Quando você descobriu a sentença que a vida tinha te reservado, todos nós nos juntamos à sua volta. Eu vi de perto cada momento, e a maneira corajosa e bem-humorada que você usou para enfrentar a todos eles. Muitas vezes, você me ligava chorando, e a gente conversava, e no final, acabávamos sempre rindo...
Lembro-me da penúltima vez que você veio me visitar com sua irmã. O dia estava lindo, e ficamos a tarde toda jogando conversa fora. Foi naquele dia que você me deixou aqueles DVDs do Foo Fighters, que eu confundi com CDs. Fui motivo de risos para você seus primos durante algum tempo! Aquele dia foi totalmente leve e feliz... você deixou em meu computador, um vídeo seu que foi feito em Campos, quando você tocou bateria. Eu o assisto quase todos os dias. Você já estava carequinha, mas forte e cheio de vida.
Da última vez, você já estava diferente. Um pouco mais melancólico. Cansado e fraco. Depois do almoço, pediu para dormir no sofá da sala, e eu te cobri com uma manta. Você não sabe, mas naquele dia, eu fiquei te observando por muito tempo. Te desejando tudo de bom. E repetindo para mim mesma, que tudo ficaria bem.
Mas não ficou.
Quando a vida te deu a segunda martelada, lembro-me de você me ligando quase meia-noite, dizendo que ia para Goiás, visitar João de Deus em Abadiana. Partiu na manhã seguinte. Ele te mandou voltar outras vezes, mas não deu tempo.

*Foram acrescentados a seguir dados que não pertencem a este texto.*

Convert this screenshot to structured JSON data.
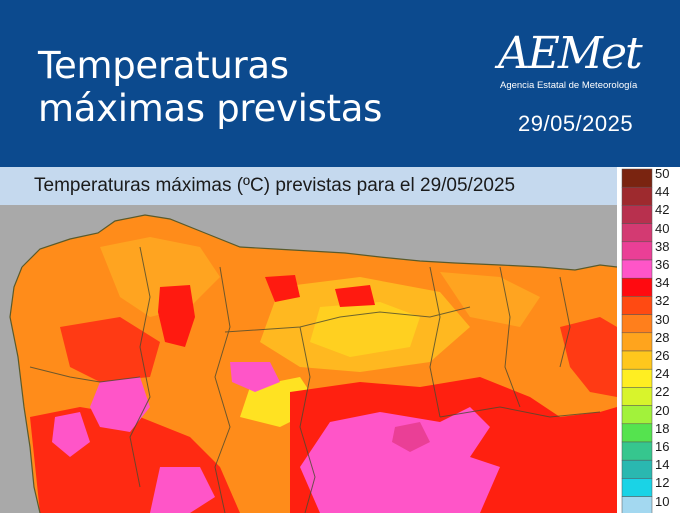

Quem sabe, Deus te concede mais algum tempo, para que você possa se recuperar o suficiente para voltar lá?
Graças a Deus, você não está consciente do que se passa. Vive em um mundinho só seu, e só Deus sabe quem está nele. Às vezes, ergue o braço e o estica para frente, tentando alcançar alguma coisa que só você vê. Ontem à noite, perguntei: "Você sabe quem eu sou?" Você me olhou, e negando com a cabeça, a sobrancelha franzida, murmurou: "Hã-hã..." Eu disse: "Sou a Tia Ana. Só vim aqui dizer que te amo." Você segurou minha mão.